N.C. Arts Council - Melvin Lee Owens

photo: Roger Haile

Melvin Lee Owens

Art Form: Folk/Traditional Crafts and Visual Arts

Seagrove, NC

 

About Melvin Lee Owens


When pressed to explain how he made a pot, Melvin Owens said matter-of-factly, “Well, you have a shape in your mind and you make it.” At his wheel for more than seventy-five years, he became the consummate production potter, able to turn dozens of pie dishes, vases, and other wares in no time at all and with seemingly little effort. Many of the shapes he made, such as churns and cream risers, were from the Moore and Randolph County pottery tradition. Other shapes were distinctly his own, especially his teapots, tall and graceful with spouts that flow like a swan's neck.

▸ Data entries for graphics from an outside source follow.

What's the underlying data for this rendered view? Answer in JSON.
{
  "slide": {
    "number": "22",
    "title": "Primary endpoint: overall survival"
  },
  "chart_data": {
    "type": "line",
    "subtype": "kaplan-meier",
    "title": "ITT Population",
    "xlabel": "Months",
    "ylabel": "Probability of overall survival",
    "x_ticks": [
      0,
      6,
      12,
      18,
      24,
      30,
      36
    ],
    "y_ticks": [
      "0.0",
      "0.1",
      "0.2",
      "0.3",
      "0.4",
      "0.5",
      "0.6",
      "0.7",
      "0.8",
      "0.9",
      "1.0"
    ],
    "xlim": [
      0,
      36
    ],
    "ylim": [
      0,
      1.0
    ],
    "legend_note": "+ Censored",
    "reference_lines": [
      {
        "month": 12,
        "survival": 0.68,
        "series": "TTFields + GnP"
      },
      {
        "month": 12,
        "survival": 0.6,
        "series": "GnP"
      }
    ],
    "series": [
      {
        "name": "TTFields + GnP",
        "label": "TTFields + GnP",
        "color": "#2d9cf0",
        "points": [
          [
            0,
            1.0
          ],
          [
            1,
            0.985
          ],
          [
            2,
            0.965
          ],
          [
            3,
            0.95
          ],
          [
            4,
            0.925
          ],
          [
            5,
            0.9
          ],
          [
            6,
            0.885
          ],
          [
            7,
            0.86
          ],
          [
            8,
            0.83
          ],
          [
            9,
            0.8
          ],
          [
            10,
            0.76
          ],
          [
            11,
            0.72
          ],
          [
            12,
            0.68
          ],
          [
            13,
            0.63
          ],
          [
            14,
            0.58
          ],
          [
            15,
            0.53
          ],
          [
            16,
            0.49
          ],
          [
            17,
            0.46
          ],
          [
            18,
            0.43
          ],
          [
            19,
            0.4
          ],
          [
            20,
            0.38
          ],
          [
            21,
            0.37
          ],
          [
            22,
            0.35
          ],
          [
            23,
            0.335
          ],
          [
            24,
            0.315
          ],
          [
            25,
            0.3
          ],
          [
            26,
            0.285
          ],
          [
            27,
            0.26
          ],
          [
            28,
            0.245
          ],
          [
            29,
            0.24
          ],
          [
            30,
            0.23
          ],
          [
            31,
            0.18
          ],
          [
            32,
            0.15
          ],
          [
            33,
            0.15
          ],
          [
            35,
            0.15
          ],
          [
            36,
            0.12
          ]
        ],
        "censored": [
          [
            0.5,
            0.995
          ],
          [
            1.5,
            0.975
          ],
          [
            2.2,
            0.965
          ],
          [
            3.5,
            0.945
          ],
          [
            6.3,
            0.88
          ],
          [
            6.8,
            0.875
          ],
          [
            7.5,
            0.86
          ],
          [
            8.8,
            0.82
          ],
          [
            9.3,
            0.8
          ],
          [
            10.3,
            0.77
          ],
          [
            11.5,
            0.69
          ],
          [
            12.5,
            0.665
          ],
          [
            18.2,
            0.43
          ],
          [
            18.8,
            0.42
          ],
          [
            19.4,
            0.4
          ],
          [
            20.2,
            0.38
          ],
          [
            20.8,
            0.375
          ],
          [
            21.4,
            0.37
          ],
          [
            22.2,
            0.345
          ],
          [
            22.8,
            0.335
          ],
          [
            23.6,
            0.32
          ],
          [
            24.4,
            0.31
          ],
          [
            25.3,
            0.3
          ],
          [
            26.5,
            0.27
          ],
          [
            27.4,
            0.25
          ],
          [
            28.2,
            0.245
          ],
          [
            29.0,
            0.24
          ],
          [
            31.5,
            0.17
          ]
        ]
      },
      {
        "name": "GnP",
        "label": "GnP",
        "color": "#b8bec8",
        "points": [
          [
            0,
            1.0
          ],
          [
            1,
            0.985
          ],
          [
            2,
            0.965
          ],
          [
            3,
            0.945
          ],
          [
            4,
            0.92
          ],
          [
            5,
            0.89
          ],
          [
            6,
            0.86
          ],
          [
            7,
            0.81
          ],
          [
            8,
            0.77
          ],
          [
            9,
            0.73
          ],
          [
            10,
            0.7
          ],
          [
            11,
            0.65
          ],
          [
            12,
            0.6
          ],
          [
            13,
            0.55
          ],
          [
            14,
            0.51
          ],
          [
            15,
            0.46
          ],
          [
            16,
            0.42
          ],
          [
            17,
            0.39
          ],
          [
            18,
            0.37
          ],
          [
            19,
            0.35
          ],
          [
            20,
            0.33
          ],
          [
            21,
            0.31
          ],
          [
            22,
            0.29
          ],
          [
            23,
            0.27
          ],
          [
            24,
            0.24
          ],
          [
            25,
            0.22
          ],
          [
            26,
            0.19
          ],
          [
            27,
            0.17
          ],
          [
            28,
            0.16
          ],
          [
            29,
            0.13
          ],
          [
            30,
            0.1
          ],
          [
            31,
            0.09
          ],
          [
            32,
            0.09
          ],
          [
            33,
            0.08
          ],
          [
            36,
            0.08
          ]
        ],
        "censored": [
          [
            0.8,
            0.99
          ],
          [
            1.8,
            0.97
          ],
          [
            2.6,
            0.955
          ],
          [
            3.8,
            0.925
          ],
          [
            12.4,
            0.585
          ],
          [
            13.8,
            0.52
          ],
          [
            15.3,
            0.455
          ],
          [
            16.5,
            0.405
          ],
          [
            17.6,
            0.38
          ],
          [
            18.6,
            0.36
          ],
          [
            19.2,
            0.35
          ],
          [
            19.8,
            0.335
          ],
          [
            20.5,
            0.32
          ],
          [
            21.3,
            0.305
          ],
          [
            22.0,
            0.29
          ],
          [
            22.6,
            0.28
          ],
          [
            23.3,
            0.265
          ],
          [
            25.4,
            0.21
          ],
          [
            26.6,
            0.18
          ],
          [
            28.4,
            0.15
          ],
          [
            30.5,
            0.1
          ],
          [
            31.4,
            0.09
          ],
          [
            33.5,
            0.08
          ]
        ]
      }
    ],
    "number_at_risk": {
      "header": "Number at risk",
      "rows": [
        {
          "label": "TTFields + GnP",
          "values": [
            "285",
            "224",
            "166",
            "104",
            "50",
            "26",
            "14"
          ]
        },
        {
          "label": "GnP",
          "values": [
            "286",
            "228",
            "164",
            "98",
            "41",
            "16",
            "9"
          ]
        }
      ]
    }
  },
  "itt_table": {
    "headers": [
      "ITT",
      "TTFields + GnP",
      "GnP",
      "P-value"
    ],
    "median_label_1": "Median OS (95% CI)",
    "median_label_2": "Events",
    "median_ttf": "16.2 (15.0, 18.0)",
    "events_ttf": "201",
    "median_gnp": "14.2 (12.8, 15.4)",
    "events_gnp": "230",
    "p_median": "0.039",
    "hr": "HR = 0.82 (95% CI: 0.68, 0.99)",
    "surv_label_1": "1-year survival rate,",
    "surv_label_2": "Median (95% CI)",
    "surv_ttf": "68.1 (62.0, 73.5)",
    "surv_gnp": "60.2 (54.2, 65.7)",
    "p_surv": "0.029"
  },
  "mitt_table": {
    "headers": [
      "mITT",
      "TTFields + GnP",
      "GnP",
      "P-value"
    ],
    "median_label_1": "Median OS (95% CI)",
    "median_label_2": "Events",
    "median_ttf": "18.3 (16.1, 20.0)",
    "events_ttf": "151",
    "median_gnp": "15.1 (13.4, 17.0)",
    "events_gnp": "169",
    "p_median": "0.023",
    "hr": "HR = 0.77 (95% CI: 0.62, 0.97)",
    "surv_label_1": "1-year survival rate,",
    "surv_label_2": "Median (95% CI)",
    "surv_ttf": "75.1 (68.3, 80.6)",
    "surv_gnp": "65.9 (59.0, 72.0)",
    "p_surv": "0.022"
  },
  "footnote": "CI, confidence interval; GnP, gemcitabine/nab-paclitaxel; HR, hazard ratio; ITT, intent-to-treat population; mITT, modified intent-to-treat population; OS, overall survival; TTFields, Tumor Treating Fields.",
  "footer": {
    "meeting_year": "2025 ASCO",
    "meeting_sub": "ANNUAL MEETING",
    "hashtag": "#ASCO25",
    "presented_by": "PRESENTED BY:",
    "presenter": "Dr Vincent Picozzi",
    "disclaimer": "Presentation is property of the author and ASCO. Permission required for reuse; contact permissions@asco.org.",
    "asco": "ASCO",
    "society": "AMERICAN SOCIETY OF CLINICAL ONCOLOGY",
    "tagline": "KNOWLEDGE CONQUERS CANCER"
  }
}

Born in Moore County in 1917, Melvin Owens was from one of the great pottery families of North Carolina. He grew up surrounded by potters who made traditional wares and also had major roles in developing new artistic forms. His uncle Rufus made the “brilliant orange glaze pie plate” said to have inspired the start of Jugtown, and his father, James Henry Owens, helped to build Jugtown and ran his own pottery shop right next door.

When Melvin Owens married Pearl Marie Garner in 1938, they set up shop in the family pottery, developing earthenware glazes and firing salt-glaze wares in his wood-fired groundhog kiln. They began their family in the years during World War II, and most of the eight children eventually learned the craft. Their lives were not easy. As late as the 1960s they fired the kiln three times a week to produce pots and candlesticks that wholesale for between fifteen to seventy-five cents apiece. Potters had to be both innovative and productive to survive, and Melvin found outlets for his wares in tourist and commercial markets as well as local markets.

Mostly self-taught, he generously shared his knowledge of the pottery business with others in the community. In Raised in Clay, Nancy Sweezy wrote, "Potters young and old around the region know that Melvin Owens will help them. He has led people to clay pits and has assisted them in hauling it; helped build wheels, machines, and shops; and in earlier years built kilns all over the countryside.”

Before his death in 2003 at 86, Melvin Owens was widely recognized as the patriarch of potters in the Seagrove region. When his son Vernon, an award winning potter himself, talked about growing up as an Owens, he paid tribute to his father. "I wouldn't trade it for the world. I learned from that experience. And a lot of what he told us —-the way to do and the way to live, and the way to be—-was exactly right."